Malone stops painting and looks at me.

“Excuse me?”

“We’re easy targets,” I repeat. “Adleta’s right. We were stupid. We made it easy for them.”

“How am I an easy target?” Malone says. She’s not holding the paintbrush like a knife, but considering her tone of voice, she might as well be.

“Because of what happened last year with your picture. It made you a victim, so of course you’d want to join the Chaos Club.”

Now Malone’s coming at me, ready to paint me blue, and I back up with my hands out.

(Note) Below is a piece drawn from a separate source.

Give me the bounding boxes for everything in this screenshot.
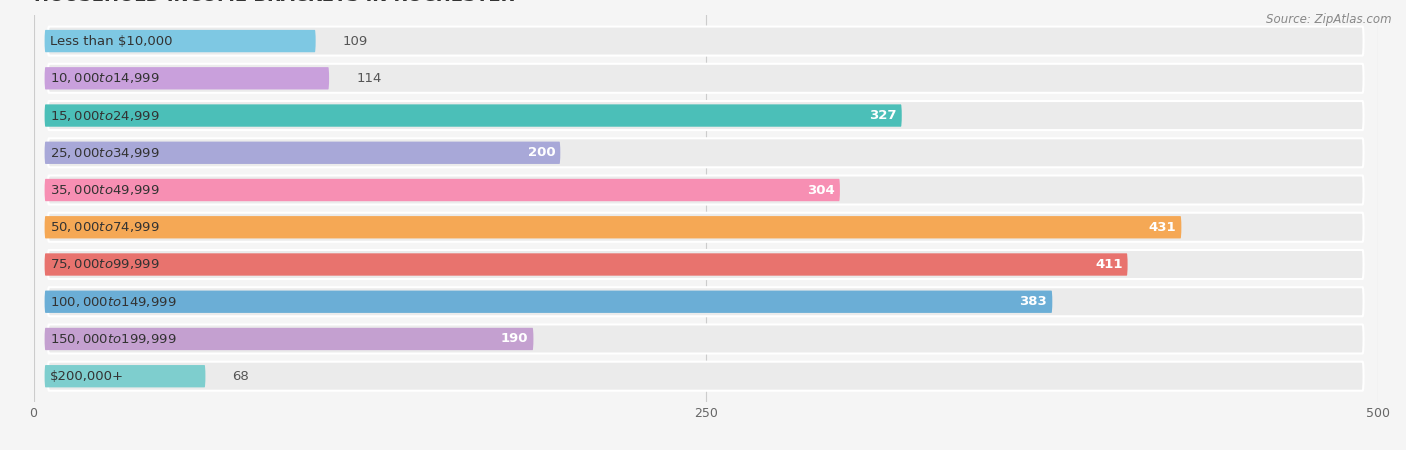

“Whoa, hold on,” I say. “We’re all that way. We all have reasons we’d fall for that invite. I went because I don’t have shit going on in my life. Ellie’s in the same boat as you, but with her dad and the book thing.”

“What about him?” Malone says, pointing to Wheeler. “How’s he a target?”

I don’t have to answer because Wheeler does it for me.

“Are you seriously asking that question? An invitation to join a club known for pulling pranks and, by their very name, causing chaos? They could’ve written ‘This is all a setup’ on the card and I still would’ve shown up.”

“Okay, that was dumb of me,” Malone says.

All of us have stopped painting now, and from the base of the tower, Stranko shouts up, “Get back to work!”

“Asshole,” Wheeler says.

“You don’t know the half of it,” Adleta says. “So what about me? How am I a target?”

Actually, the answer to Adleta’s question is simple. But answering him is hard. No one wants to die young.

Still, Heist Rule #8 says, Recruit a strong crew, and no one is stronger than Adleta. Literally.

“People have been talking about you behind your back ever since you screwed up in the tournament game last year,” I say, then brace myself. If death comes, I hope it’s quick and painless.

But Adleta doesn’t murder me.

At least not yet.

“What do people say?” he asks.

Wheeler says, “That you have anger-management issues that would make the Hulk jealous.”

“Is that so?”

“Sorry, dude. It’s the truth.”

Last year during the state lacrosse regional semifinals, Adleta, doing his best impersonation of his father, screamed at a ref and got thrown out of the game. The team was already playing shorthanded, and losing him sealed their fate. I didn’t see the game, but supposedly, his dad had to be restrained by security from murdering the ref, then Tim.